The exact topology of the buses and their connection to the debug interface is dependent on your system. See the CoreSight™ specifications for your hardware for more information. Typically, the debug access to these buses bypass the processor, and so does not take into account memory mappings or caches within the processor itself. It is implementation dependent on whether accesses to the buses occur before or after any other caches in the system, such as L2 or L3 caches. The debugger does not attempt to achieve coherency between caches in your system when accessing these buses and it is your responsibility to take this into account and manually perform any clean or flush operations as required.
For example, to achieve cache coherency when debugging an image with the processors level 1 cache enabled, you must clean and invalidate portions of the L1 cache prior to modifying any of your application code or data using the AHB address space.
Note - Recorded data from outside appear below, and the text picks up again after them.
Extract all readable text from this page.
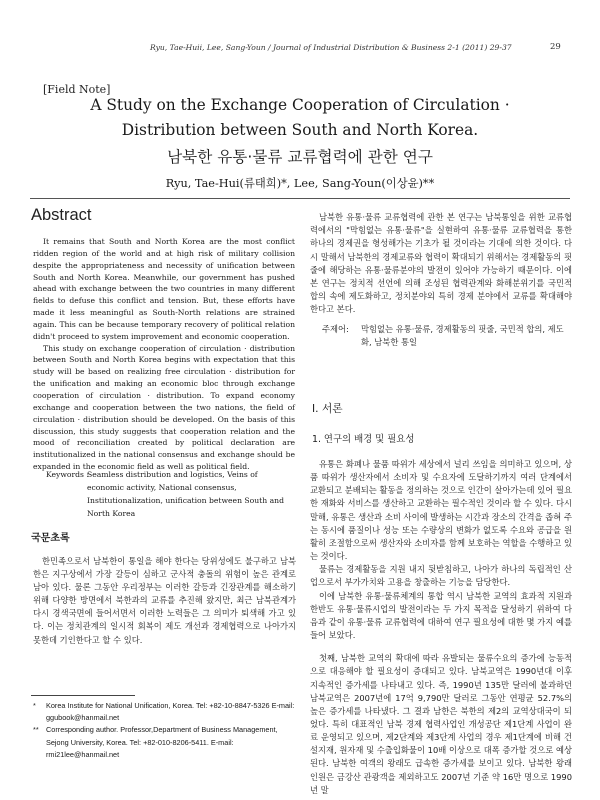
Ryu, Tae-Huii, Lee, Sang-Youn / Journal of Industrial Distribution & Business 2-1 (2011) 29-37	29
[Field Note]
A Study on the Exchange Cooperation of Circulation ·
Distribution between South and North Korea.
남북한 유통·물류 교류협력에 관한 연구
Ryu, Tae-Hui(류태희)*, Lee, Sang-Youn(이상윤)**
Abstract

It remains that South and North Korea are the most conflict ridden region of the world and at high risk of military collision despite the appropriateness and necessity of unification between South and North Korea. Meanwhile, our government has pushed ahead with exchange between the two countries in many different fields to defuse this conflict and tension. But, these efforts have made it less meaningful as South-North relations are strained again. This can be because temporary recovery of political relation didn't proceed to system improvement and economic cooperation.

This study on exchange cooperation of circulation · distribution between South and North Korea begins with expectation that this study will be based on realizing free circulation · distribution for the unification and making an economic bloc through exchange cooperation of circulation · distribution. To expand economy exchange and cooperation between the two nations, the field of circulation · distribution should be developed. On the basis of this discussion, this study suggests that cooperation relation and the mood of reconciliation created by political declaration are institutionalized in the national consensus and exchange should be expanded in the economic field as well as political field.

Keywords :
Seamless distribution and logistics, Veins of economic activity, National consensus, Institutionalization, unification between South and North Korea
국문초록

한민족으로서 남북한이 통일을 해야 한다는 당위성에도 불구하고 남북한은 지구상에서 가장 갈등이 심하고 군사적 충돌의 위험이 높은 관계로 남아 있다. 물론 그동안 우리정부는 이러한 갈등과 긴장관계를 해소하기 위해 다양한 방면에서 북한과의 교류를 추진해 왔지만, 최근 남북관계가 다시 경색국면에 들어서면서 이러한 노력들은 그 의미가 퇴색해 가고 있다. 이는 정치관계의 일시적 회복이 제도 개선과 경제협력으로 나아가지 못한데 기인한다고 할 수 있다.

*	Korea Institute for National Unification, Korea. Tel: +82-10-8847-5326 E-mail: ggubook@hanmail.net
**	Corresponding author. Professor,Department of Business Management, Sejong University, Korea. Tel: +82-010-8206-5411. E-mail: rmi21lee@hanmail.net

남북한 유통·물류 교류협력에 관한 본 연구는 남북통일을 위한 교류협력에서의 "막힘없는 유통·물류"을 실현하여 유통·물류 교류협력을 통한 하나의 경제권을 형성해가는 기초가 될 것이라는 기대에 의한 것이다. 다시 말해서 남북한의 경제교류와 협력이 확대되기 위해서는 경제활동의 핏줄에 해당하는 유통·물류분야의 발전이 있어야 가능하기 때문이다. 이에 본 연구는 정치적 선언에 의해 조성된 협력관계와 화해분위기를 국민적 합의 속에 제도화하고, 정치분야외 특히 경제 분야에서 교류를 확대해야 한다고 본다.

주제어:	막힘없는 유통·물류, 경제활동의 핏줄, 국민적 합의, 제도화, 남북한 통일
Ⅰ. 서론
1. 연구의 배경 및 필요성

유통은 화폐나 물품 따위가 세상에서 널리 쓰임을 의미하고 있으며, 상품 따위가 생산자에서 소비자 및 수요자에 도달하기까지 여러 단계에서 교환되고 분배되는 활동을 정의하는 것으로 인간이 살아가는데 있어 필요한 재화와 서비스를 생산하고 교환하는 필수적인 것이라 할 수 있다. 다시 말해, 유통은 생산과 소비 사이에 발생하는 시간과 장소의 간격을 좁혀 주는 동시에 품질이나 성능 또는 수량상의 변화가 없도록 수요와 공급을 원활히 조절함으로써 생산자와 소비자를 함께 보호하는 역할을 수행하고 있는 것이다.

물류는 경제활동을 지원 내지 뒷받침하고, 나아가 하나의 독립적인 산업으로서 부가가치와 고용을 창출하는 기능을 담당한다.

이에 남북한 유통·물류체계의 통합 역시 남북한 교역의 효과적 지원과 한반도 유통·물류시업의 발전이라는 두 가지 목적을 달성하기 위하여 다음과 같이 유통·물류 교류협력에 대하여 연구 필요성에 대한 몇 가지 예를 들어 보았다.

첫째, 남북한 교역의 확대에 따라 유발되는 물류수요의 증가에 능동적으로 대응해야 할 필요성이 증대되고 있다. 남북교역은 1990년대 이후 지속적인 증가세를 나타내고 있다. 즉, 1990년 135만 달러에 불과하던 남북교역은 2007년에 17억 9,790만 달러로 그동안 연평균 52.7%의 높은 증가세를 나타냈다. 그 결과 남한은 북한의 제2의 교역상대국이 되었다. 특히 대표적인 남북 경제 협력사업인 개성공단 제1단계 사업이 완료 운영되고 있으며, 제2단계와 제3단계 사업의 경우 제1단계에 비해 건설지재, 원자재 및 수출입화물이 10배 이상으로 대폭 증가할 것으로 예상된다. 남북한 여객의 왕래도 급속한 증가세를 보이고 있다. 남북한 왕래 인원은 금강산 관광객을 제외하고도 2007년 기준 약 16만 명으로 1990년 말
This ensures that any existing changes in the cache are written out to memory before writing to that address space, and that the processor correctly reads your modification when execution resumes.
The behavior when accessing unallocated addresses is undefined, and depending on your system can lead to locking up the buses. It is recommended that you only access those specific addresses that are defined in your system. You can use the
memory command to redefine the memory regions within the debugger and modifying access rights to control the addresses. You can use the
x command with the
<count> option to limit the amount of memory that is read.